CONVOCADOS POR LAS VERDADES, LA JUSTICIA Y LA RECONCILIACIÓN POLÍTICA (II)
Hernando Llano
Ángel.
Peor que
Hiroshima y Nagasaki
Se atribuye a Confucio este sabio
proverbio: “En todo litigio hay por lo menos tres verdades: tu verdad, mi
verdad y la verdad”. En nuestra realidad política hay, sin duda, muchas más
verdades en disputa. No se trata solo de la verdad oficial, de la insurgente o
la paramilitar, sino de innumerables verdades de incontables víctimas, causadas
precisamente por la insana pretensión de imponer una sola verdad a toda una
sociedad, aniquilando violenta o simbólicamente a los portadores de otras
verdades y otras identidades. De allí también la validez del proverbio inglés
que nos recuerda que la primera baja en toda guerra es la verdad. En efecto,
todas las guerras tienen en común que niegan la humanidad del contrario y lo
convierten en un monstruoso enemigo que hay que eliminar, antes de que imponga
su victoria y su verdad sobre nuestra vida y libertad. Con esta lógica se
estimula frecuentemente un heroísmo criminal. Tanto desde la derecha como de la
izquierda. En muchas ocasiones en nombre de la Patria y elevados ideales como
la libertad, la seguridad y la democracia. En otras, invocando mentiras
totalitarias como supuestas supremacías raciales (nazismo), de clase
(comunismo) o ideologías políticas hegemónicas (liberalismo), que incluso
llevaron a Francis Fukuyama en 1989 a proclamar el “fin de la historia”.

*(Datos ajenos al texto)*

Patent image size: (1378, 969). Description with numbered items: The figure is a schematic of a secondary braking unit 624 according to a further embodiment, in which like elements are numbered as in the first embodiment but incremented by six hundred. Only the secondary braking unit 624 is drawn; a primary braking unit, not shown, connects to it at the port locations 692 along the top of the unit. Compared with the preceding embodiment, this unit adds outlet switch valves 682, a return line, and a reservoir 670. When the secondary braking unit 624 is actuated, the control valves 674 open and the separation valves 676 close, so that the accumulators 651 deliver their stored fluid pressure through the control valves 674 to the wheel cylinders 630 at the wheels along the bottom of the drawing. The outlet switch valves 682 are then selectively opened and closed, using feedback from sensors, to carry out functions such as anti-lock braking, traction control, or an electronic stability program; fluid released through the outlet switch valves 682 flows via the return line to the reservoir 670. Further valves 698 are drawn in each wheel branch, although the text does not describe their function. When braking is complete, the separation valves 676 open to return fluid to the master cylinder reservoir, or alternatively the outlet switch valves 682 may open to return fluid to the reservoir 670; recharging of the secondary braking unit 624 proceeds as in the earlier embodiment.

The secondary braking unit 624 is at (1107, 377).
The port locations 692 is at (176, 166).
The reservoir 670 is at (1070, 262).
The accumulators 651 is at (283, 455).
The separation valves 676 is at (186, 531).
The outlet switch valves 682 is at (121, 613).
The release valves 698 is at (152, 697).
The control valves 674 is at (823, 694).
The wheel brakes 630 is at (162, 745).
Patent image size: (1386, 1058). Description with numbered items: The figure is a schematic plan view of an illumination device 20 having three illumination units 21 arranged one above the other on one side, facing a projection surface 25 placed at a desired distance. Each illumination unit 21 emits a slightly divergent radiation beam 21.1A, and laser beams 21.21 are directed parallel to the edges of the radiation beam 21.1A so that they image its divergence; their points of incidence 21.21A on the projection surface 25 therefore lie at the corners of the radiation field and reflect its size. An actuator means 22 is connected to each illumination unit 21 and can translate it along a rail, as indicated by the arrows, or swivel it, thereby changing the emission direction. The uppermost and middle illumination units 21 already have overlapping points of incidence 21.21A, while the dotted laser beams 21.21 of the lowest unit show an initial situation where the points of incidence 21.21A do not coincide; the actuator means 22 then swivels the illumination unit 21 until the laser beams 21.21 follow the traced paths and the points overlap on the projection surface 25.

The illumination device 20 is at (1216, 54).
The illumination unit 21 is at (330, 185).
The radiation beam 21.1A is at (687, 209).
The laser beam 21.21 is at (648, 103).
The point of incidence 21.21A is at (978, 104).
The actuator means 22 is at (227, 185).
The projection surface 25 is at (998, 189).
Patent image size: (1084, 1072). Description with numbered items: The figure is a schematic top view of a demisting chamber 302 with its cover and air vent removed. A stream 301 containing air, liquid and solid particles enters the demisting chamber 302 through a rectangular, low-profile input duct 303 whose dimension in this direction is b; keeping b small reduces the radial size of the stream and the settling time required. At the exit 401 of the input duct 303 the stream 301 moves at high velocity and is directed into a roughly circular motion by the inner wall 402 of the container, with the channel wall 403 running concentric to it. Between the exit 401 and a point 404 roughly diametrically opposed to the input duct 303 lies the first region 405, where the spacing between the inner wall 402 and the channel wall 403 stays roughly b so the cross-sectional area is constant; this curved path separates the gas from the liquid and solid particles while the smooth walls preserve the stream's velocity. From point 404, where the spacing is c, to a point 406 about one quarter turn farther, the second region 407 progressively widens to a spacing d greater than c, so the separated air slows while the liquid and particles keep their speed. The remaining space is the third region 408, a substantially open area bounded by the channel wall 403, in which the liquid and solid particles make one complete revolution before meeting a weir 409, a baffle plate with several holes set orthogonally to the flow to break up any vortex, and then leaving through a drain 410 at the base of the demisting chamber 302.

Irónicamente un politólogo norteamericano de ascendencia japonesa, cuyos
antepasados conocieron el fin de sus vidas con las bombas atómicas lanzadas
sobre Hiroshima y Nagasaki. Fue así como Harry S. Truman ordenó lanzarlas con
la mejor buena conciencia e intención, supuestamente para evitar la
prolongación de la segunda guerra mundial y poner fin a su incalculable estela
de víctimas. Todavía hoy algunos celebran semejante carnicería como una proeza
militar, cuando se trató de una de las más vergonzosas masacres contra civiles
inermes, con cerca de 250.000 víctimas mortales. Todo ello en nombre del “mundo
libre y la democracia”. Este breve recuento histórico, a propósito de los 75
años de su lanzamiento, es para poner de presente la maleable letalidad de las
verdades y mentiras políticas, cuya narrativa solo develamos y comprendemos
mucho tiempo después sobre millones de víctimas, cuando ya no hay forma de
hacer justicia institucional y mucho menos de reparar sus vidas aniquiladas. Solo
nos queda nuestra memoria y responsabilidad, parafraseando a José Saramago, para
que semejantes apocalipsis no vuelvan a repetirse. Pero entre nosotros ellos se
repiten cotidianamente, desde hace por lo menos 50 años, con un número incluso
mayor de víctimas históricas[1]
que las de Hiroshima y Nagasaki, porque hemos ido perdiendo nuestra capacidad
de sentir el sufrimiento de quienes no son de nuestra familia y entorno
político, social o racial, negándoles el derecho a vivir dignamente. Hemos
llegado al extremo de justificar, legitimar o hasta negar sus vidas, bajo
expresiones como “limpieza social”, “seguridad democrática” y “falsos
positivos”. También, desde la otra orilla, la semántica de la vida política ha
sido pervertida, llamando retención al secuestro, ajusticiamiento al asesinato y
“Ejército del Pueblo” al reclutamiento forzado de miles de menores de edad.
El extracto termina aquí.